It’s time for the captains to pick the teams, and the kids line up. Some hearts thrill with expectancy, thinking of how much they will love playing the game. These kids know they’re good on the field and can’t wait to get out there. Other kids feel slightly nervous about whose team they will join, and how well they will play. Some kids are petrified that they won’t get picked at all.
I think one of the most difficult parts of being single is the gut feeling that you were out on the field, waiting to get in the game, and nobody picked you.
It’s kind of an embarrassing, shameful feeling deep inside that creeps over you when you’re surrounded by others who are “picked,” while your unadorned left ring finger feebly announces that you are still, if you will, “on the market.” The funny thing about this secret shame of being passed over is that sometimes well-meaning married folk will refer to the fact of your “un-chosenness” as though it is something quite wonderful. “Oh, you are so free! Enjoy your freedom!” they say. Yes, that’s true, thank you. It’s true that I am free and at times that is a very nice thing. But please don’t act like this freedom doesn’t also serve as a hurtful reminder that I was not picked. And all the helpful advice about how I can get myself picked? “Just try this new app, that dating service…”
Please, let’s just talk about something else.
A few weeks ago, I was attending a Bible study where the teacher was using Lewis Sperry Chafer’s list of descriptions of what God has done for the believer in Christ. One description in particular jumped off the page and touched my heart in a sensitive place:
“Redeemed—purchased out of the marketplace of the world, the flesh, and the devil.”
Taken out of the marketplace.
Apparently, the Greek root word for the word “redeem” literally means just that: purchased out of the marketplace. Teknia online Greek dictionary gives further definitions such as: “to buy out, of the hands of a person; to set free, to secure for one’s self or one’s own use; to rescue from loss or misapplication.”
Our teacher emphasized, “Because you have been redeemed, you can’t go back into the marketplace anymore. You are out of that place. You are His.” Thoughts swirled in my head and I wrote down, “Not on the market anymore.”
This kind of comfort from God reminds me of how Jesus’ addressed the paralyzed man in Mark 2. Here was this man, carried by his friends to the place where Jesus was teaching, lowered through a hole in the roof so that he could be healed. Jesus looks at his paralyzed body and says, “Son, your sins are forgiven.” What?!? I am pretty sure that the paralytic and his friends were open-mouthed in surprise. “Jesus, that’s not what we came for! We want you to make him walk again!” The Pharisees were furious, and the people may have been confused, but Jesus went for the man’s deepest need first.

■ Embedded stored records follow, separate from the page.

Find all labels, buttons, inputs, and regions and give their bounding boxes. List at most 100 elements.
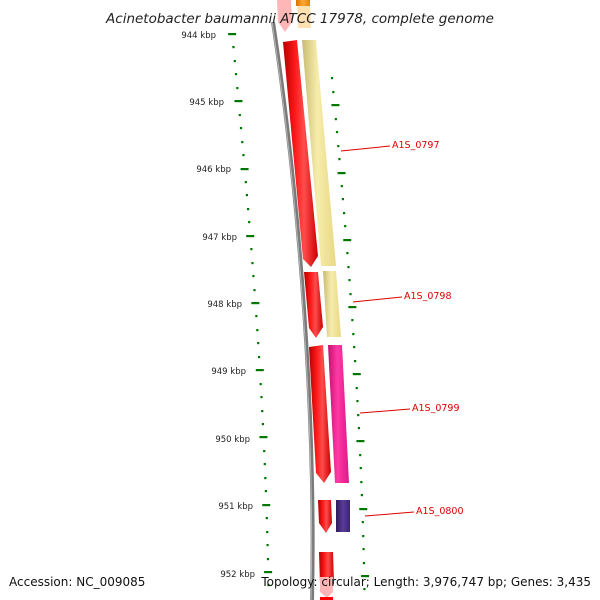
cds-feature[interactable] [320,577,333,598]
minor-tick-mark [337,145,340,148]
leader-line-a1s-0797 [340,145,391,152]
major-tick-mark [251,302,260,305]
gene-label-a1s-0798[interactable]: A1S_0798 [404,291,452,302]
cds-feature-a1s-0800[interactable] [318,500,332,533]
minor-tick-mark [248,221,251,224]
major-tick-mark [264,571,273,574]
minor-tick-mark [263,463,266,466]
minor-tick-mark [360,494,363,497]
minor-tick-mark [263,450,266,453]
tick-label: 951 kbp [218,502,253,512]
minor-tick-mark [264,490,267,493]
minor-tick-mark [338,158,341,161]
minor-tick-mark [234,73,238,76]
minor-tick-mark [359,454,362,457]
minor-tick-mark [362,562,366,565]
tick-labels: 944 kbp 945 kbp 946 kbp 947 kbp 948 kbp … [181,31,255,580]
major-tick-mark [361,575,370,578]
backbone-highlight [271,21,313,600]
cds-feature-a1s-0797[interactable] [283,40,318,267]
minor-tick-mark [352,333,355,336]
minor-tick-mark [261,423,265,426]
minor-tick-mark [241,141,244,144]
gene-label-a1s-0799[interactable]: A1S_0799 [412,403,460,414]
minor-tick-mark [257,356,261,359]
gene-label-a1s-0797[interactable]: A1S_0797 [392,140,440,151]
major-tick-mark [259,436,268,439]
cog-feature-a1s-0800[interactable] [336,500,350,532]
minor-tick-mark [250,248,253,251]
minor-tick-mark [236,87,239,90]
minor-tick-mark [253,289,256,292]
minor-tick-mark [347,266,350,269]
tick-label: 947 kbp [202,233,237,243]
tick-label: 949 kbp [211,367,246,377]
cog-feature-a1s-0798[interactable] [323,271,341,337]
cds-feature-a1s-0798[interactable] [304,272,323,338]
cog-feature-a1s-0799[interactable] [328,345,349,483]
minor-tick-mark [265,517,268,520]
forward-strand-features [277,0,350,600]
cog-feature[interactable] [297,0,311,28]
minor-tick-mark [255,315,258,318]
major-tick-mark [352,373,361,376]
major-tick-mark [348,306,357,309]
minor-tick-mark [346,252,349,255]
minor-tick-mark [245,194,249,197]
gene-label-a1s-0800[interactable]: A1S_0800 [416,506,464,517]
tick-label: 952 kbp [220,570,255,580]
cds-feature[interactable] [320,597,333,600]
minor-tick-mark [362,535,365,538]
minor-tick-mark [242,154,245,157]
minor-tick-mark [357,427,361,430]
minor-tick-mark [340,185,343,188]
map-title: Acinetobacter baumannii ATCC 17978, comp… [105,11,494,27]
leader-line-a1s-0799 [359,408,411,414]
major-tick-mark [337,172,346,175]
major-tick-mark [359,508,368,511]
major-tick-mark [262,504,271,507]
accession-text: Accession: NC_009085 [9,575,145,589]
minor-tick-mark [233,60,236,63]
major-tick-mark [255,369,264,372]
minor-tick-mark [252,275,255,278]
minor-tick-mark [266,558,270,561]
minor-tick-mark [353,346,356,349]
major-tick-mark [246,235,255,238]
major-tick-mark [356,440,365,443]
minor-tick-mark [257,342,260,345]
minor-tick-mark [232,46,235,49]
minor-tick-mark [264,477,267,480]
major-tick-mark [343,239,352,242]
minor-tick-mark [267,584,270,587]
gene-label-lines [340,145,415,517]
cds-feature-a1s-0799[interactable] [309,345,331,483]
minor-tick-mark [334,118,337,121]
minor-tick-mark [260,396,263,399]
minor-tick-mark [341,198,345,201]
cog-feature[interactable] [296,0,310,6]
minor-tick-mark [259,383,262,386]
tick-label: 948 kbp [207,300,242,310]
genome-summary: Topology: circular; Length: 3,976,747 bp… [260,575,591,589]
minor-tick-mark [244,181,247,184]
cds-feature[interactable] [277,0,292,32]
minor-tick-mark [360,481,363,484]
minor-tick-mark [362,548,365,551]
minor-tick-mark [344,225,347,228]
minor-tick-mark [355,387,358,390]
tick-label: 945 kbp [189,98,224,108]
minor-tick-mark [353,360,357,363]
minor-tick-mark [266,531,269,534]
tick-label: 950 kbp [215,435,250,445]
minor-tick-mark [330,77,334,80]
minor-tick-mark [247,208,250,211]
minor-tick-mark [251,262,254,265]
major-tick-mark [240,168,249,171]
minor-tick-mark [359,467,362,470]
cog-feature-a1s-0797[interactable] [302,40,336,266]
minor-tick-mark [256,329,259,332]
major-tick-mark [331,104,340,107]
minor-tick-mark [239,127,243,130]
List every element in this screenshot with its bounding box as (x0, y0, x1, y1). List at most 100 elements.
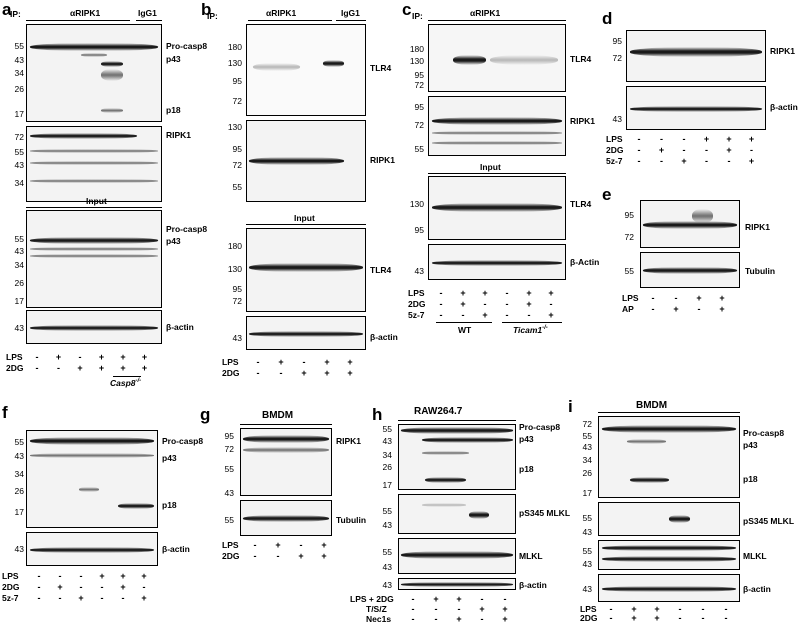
row-label-lps: LPS (222, 540, 239, 550)
condition-sign: - (35, 352, 39, 362)
mw-marker: 26 (14, 84, 24, 94)
label-p18: p18 (162, 500, 177, 510)
condition-sign: + (460, 288, 466, 298)
condition-sign: - (682, 134, 686, 144)
panel-letter-a: a (2, 0, 12, 19)
condition-sign: - (253, 540, 257, 550)
mw-marker: 43 (382, 436, 392, 446)
mw-marker: 55 (382, 547, 392, 557)
label-tlr4: TLR4 (370, 63, 392, 73)
condition-sign: + (298, 551, 304, 561)
label-pro-casp8: Pro-casp8 (166, 224, 208, 234)
mw-marker: 130 (227, 122, 242, 132)
blot-g-ripk1 (240, 428, 332, 496)
mw-marker: 34 (382, 450, 392, 460)
mw-marker: 55 (582, 513, 592, 523)
row-label-tsz: T/S/Z (366, 604, 387, 614)
mw-marker: 55 (414, 144, 424, 154)
condition-sign: - (434, 614, 438, 624)
mw-marker: 95 (232, 284, 242, 294)
row-label-2dg: 2DG (6, 363, 24, 373)
blot-a-casp8-ip (26, 24, 162, 122)
condition-sign: + (78, 593, 84, 603)
igg-label: IgG1 (138, 8, 157, 18)
label-p43: p43 (519, 434, 534, 444)
band (642, 221, 738, 229)
condition-sign: - (701, 604, 705, 614)
condition-sign: + (719, 293, 725, 303)
band (29, 325, 159, 331)
blot-d-actin (626, 86, 766, 130)
band (422, 437, 513, 443)
condition-sign: - (411, 594, 415, 604)
panel-letter-g: g (200, 405, 211, 424)
mw-marker: 130 (227, 58, 242, 68)
band (29, 149, 159, 153)
mw-marker: 43 (232, 333, 242, 343)
condition-sign: - (660, 134, 663, 144)
label-mlkl: MLKL (519, 551, 543, 561)
panel-letter-i: i (568, 397, 573, 416)
condition-sign: + (321, 540, 327, 550)
band (29, 43, 159, 51)
condition-sign: + (703, 134, 710, 144)
condition-sign: - (609, 613, 613, 623)
genotype-text: Casp8 (110, 378, 136, 388)
condition-sign: - (100, 582, 104, 592)
label-actin: β-actin (743, 584, 771, 594)
panel-title-i: BMDM (636, 400, 668, 411)
mw-marker: 43 (14, 246, 24, 256)
condition-sign: - (79, 571, 83, 581)
condition-sign: - (651, 293, 655, 303)
band (669, 515, 690, 523)
mw-marker: 26 (582, 468, 592, 478)
mw-marker: 95 (414, 102, 424, 112)
band (29, 247, 159, 251)
blot-c-tlr4-input (428, 176, 566, 240)
blot-h-casp8 (398, 424, 516, 490)
genotype-label: Casp8-/- (110, 378, 142, 388)
mw-marker: 43 (582, 584, 592, 594)
ip-bracket (248, 20, 332, 22)
condition-sign: + (631, 604, 637, 614)
condition-sign: + (99, 571, 105, 581)
condition-sign: + (748, 134, 755, 144)
blot-i-mlkl (598, 540, 740, 570)
panel-title-h: RAW264.7 (414, 406, 463, 417)
row-label-2dg: 2DG (408, 299, 426, 309)
ko-label: Ticam1-/- (513, 325, 548, 335)
row-label-2dg: 2DG (222, 551, 240, 561)
mw-marker: 180 (409, 44, 424, 54)
condition-sign: + (526, 299, 532, 309)
panel-letter-d: d (602, 9, 613, 28)
condition-sign: - (411, 604, 415, 614)
band (431, 131, 563, 135)
label-pmlkl: pS345 MLKL (743, 516, 795, 526)
condition-sign: + (141, 571, 147, 581)
mw-marker: 95 (612, 36, 622, 46)
condition-sign: + (658, 145, 665, 155)
band (100, 61, 124, 67)
igg-bracket (336, 20, 366, 22)
condition-sign: - (505, 288, 509, 298)
condition-sign: - (78, 352, 82, 362)
input-label: Input (86, 196, 107, 206)
condition-sign: - (439, 288, 443, 298)
ip-antibody: αRIPK1 (470, 8, 501, 18)
condition-sign: + (347, 357, 353, 367)
blot-b-actin (246, 316, 366, 350)
condition-sign: - (457, 604, 461, 614)
band (242, 435, 330, 443)
mw-marker: 17 (582, 488, 592, 498)
ip-label: IP: (207, 11, 218, 21)
mw-marker: 72 (232, 96, 242, 106)
label-pro-casp8: Pro-casp8 (743, 428, 785, 438)
condition-sign: + (141, 363, 148, 373)
label-tubulin: Tubulin (336, 515, 367, 525)
band (29, 437, 155, 445)
band (80, 53, 108, 57)
mw-marker: 34 (582, 455, 592, 465)
band (431, 203, 563, 212)
condition-sign: + (548, 288, 554, 298)
condition-sign: + (696, 293, 702, 303)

I think my deepest need is to embrace the meaning of redemption.
Yes, I still feel rather ashamed about not “getting picked.” Spiritual realities don’t vaporize earthly hurts. But if this intangible fact of redemption is real, then it changes something at the core of my soul.
I have been chosen.
And I was chosen by Him when I was at my least-attractive-downright-worst state. The troublemaker who can’t play ball gets picked? The broken slave in the marketplace is chosen? While I may still chafe at my single, “on the market” status, that doesn’t have to define me. Because in the bigger, eternal state of things, I’m out of the marketplace, and I belong to Someone.